The potential for growth in the Omani market is high, both for takaful operators and conventional insurers. Penetration rates are estimated to be around 1.1%, according to a report by ratings agency Moody’s. The market has expanded with an annualised growth rate of over 14% between 2006 and 2013, largely attributed to compulsory motor coverage. According to the report, activity is dominated by a few leading firms, with the five main operators accounting for about 60% of all premiums.

But the issuance of takaful licenses and new capital requirements may encourage growth in new market segments said Moody’s. At the same time, amendments to regulations setting higher capital requirements across the insurance sector are also likely to produce consolidation among smaller conventional players according to the report.

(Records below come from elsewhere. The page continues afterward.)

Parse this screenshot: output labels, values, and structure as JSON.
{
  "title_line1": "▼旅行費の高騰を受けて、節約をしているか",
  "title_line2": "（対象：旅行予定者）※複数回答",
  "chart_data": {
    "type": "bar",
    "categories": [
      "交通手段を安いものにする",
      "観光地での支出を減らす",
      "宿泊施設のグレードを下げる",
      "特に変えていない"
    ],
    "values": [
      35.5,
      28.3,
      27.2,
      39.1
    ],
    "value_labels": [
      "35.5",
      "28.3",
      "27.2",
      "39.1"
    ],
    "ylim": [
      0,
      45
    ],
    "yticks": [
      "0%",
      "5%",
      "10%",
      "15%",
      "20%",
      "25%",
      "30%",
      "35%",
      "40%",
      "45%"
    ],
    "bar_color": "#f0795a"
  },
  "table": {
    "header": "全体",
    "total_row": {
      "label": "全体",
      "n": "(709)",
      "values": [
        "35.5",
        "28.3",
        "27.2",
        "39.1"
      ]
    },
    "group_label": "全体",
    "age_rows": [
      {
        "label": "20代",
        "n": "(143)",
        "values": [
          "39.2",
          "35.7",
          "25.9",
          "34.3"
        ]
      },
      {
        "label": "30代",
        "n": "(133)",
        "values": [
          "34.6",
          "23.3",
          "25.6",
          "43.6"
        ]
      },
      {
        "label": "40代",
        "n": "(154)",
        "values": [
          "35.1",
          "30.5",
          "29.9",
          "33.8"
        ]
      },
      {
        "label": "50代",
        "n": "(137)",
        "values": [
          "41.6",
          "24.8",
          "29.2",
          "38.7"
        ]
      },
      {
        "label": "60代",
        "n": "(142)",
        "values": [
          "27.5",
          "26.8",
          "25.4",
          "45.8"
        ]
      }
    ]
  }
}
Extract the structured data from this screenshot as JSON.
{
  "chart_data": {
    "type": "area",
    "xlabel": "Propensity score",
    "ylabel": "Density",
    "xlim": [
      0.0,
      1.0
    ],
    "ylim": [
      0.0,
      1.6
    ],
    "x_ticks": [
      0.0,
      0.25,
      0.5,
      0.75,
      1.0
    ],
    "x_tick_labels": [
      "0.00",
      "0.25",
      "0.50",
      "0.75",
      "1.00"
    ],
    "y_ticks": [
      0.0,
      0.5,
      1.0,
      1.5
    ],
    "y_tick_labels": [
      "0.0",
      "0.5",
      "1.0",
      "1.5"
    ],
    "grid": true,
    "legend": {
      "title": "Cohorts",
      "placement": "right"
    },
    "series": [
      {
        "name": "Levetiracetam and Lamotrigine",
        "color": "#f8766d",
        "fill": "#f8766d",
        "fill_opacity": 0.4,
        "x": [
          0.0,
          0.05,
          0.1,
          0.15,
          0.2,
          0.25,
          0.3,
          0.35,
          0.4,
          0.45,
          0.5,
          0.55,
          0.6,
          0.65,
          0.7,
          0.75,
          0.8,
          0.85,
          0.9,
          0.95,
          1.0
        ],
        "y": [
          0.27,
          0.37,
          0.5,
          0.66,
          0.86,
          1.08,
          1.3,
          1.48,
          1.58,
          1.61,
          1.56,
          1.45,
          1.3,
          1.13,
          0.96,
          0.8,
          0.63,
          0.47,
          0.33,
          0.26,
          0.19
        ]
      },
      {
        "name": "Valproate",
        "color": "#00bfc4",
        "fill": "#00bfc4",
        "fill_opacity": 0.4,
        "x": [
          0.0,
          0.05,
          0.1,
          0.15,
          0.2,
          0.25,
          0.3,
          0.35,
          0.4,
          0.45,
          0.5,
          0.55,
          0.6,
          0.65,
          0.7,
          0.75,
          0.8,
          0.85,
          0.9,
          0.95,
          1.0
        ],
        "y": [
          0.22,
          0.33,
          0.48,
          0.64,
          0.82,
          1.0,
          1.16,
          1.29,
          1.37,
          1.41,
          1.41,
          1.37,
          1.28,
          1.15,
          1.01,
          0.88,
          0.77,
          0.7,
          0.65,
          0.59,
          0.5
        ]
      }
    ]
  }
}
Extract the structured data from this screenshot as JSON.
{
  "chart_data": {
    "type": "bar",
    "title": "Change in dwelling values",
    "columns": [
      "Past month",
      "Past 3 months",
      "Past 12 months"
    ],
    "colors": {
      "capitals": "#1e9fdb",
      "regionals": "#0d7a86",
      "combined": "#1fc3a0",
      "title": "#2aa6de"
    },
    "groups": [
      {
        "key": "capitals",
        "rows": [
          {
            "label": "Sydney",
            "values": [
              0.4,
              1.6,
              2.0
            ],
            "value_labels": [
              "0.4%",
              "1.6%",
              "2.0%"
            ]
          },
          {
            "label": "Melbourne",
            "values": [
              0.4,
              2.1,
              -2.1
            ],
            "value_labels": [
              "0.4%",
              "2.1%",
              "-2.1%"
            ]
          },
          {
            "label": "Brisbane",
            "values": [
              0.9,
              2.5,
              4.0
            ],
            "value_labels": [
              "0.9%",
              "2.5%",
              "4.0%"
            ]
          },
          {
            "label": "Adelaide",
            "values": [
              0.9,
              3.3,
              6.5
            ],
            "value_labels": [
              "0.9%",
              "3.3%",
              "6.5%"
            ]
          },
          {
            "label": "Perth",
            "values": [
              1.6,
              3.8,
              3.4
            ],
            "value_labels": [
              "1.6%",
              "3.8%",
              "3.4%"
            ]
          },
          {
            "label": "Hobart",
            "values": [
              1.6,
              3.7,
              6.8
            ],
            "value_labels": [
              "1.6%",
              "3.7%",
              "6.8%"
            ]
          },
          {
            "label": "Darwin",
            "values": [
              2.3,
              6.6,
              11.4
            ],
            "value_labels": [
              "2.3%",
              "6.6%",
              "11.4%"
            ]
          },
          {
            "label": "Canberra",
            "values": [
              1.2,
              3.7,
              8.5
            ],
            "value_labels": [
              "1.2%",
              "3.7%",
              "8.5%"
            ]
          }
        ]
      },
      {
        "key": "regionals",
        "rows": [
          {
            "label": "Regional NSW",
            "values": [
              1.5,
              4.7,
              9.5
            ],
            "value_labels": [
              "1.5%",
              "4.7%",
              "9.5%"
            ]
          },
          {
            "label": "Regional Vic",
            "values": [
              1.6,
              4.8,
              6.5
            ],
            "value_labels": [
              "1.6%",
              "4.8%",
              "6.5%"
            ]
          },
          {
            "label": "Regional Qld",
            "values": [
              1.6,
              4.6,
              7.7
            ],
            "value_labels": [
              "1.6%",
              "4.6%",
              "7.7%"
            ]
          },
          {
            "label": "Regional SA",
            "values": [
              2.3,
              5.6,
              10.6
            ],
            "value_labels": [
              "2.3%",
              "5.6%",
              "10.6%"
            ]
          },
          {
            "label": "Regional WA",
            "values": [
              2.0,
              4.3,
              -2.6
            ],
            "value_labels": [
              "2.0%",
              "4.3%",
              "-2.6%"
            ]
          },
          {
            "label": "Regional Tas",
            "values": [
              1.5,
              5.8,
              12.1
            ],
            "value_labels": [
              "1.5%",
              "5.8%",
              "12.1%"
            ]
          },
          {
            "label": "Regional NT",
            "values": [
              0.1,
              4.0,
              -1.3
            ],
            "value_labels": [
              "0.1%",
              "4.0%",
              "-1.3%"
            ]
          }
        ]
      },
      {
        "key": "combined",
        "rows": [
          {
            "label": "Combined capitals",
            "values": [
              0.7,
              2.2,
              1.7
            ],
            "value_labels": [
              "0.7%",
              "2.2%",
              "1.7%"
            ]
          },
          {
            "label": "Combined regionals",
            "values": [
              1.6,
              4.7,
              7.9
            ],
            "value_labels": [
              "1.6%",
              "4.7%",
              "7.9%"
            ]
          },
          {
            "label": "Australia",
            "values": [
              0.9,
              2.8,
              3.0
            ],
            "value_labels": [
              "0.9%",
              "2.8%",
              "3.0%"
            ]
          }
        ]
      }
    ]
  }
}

Despite competition, takaful providers may find that they have a natural advantage over conventional insurers. Interest has been high in sharia-compliant products since Islamic banks were launched in 2012. According to some industry forecasts, Islamic financial assets could account for 10% of Oman’s total banking assets by 2018, more than double the 2014 level. A similar take up rate for takaful, underpinned by an already existing client base developed by the Islamic banking market, could drive solid expansion for sharia-compliant insurance in the coming years.

Appetite for Islamic financial products was underlined by the success of two takaful insurer IPOs at the end of 2013. The share offerings in Al Madina and Takaful Oman were both heavily oversubscribed, almost four times in the case of Al Madina and 5.5 times for Takaful Oman, raising between them nearly OM59m ($153m). The strong investor sentiment points to a likely buoyant consumer demand down the line.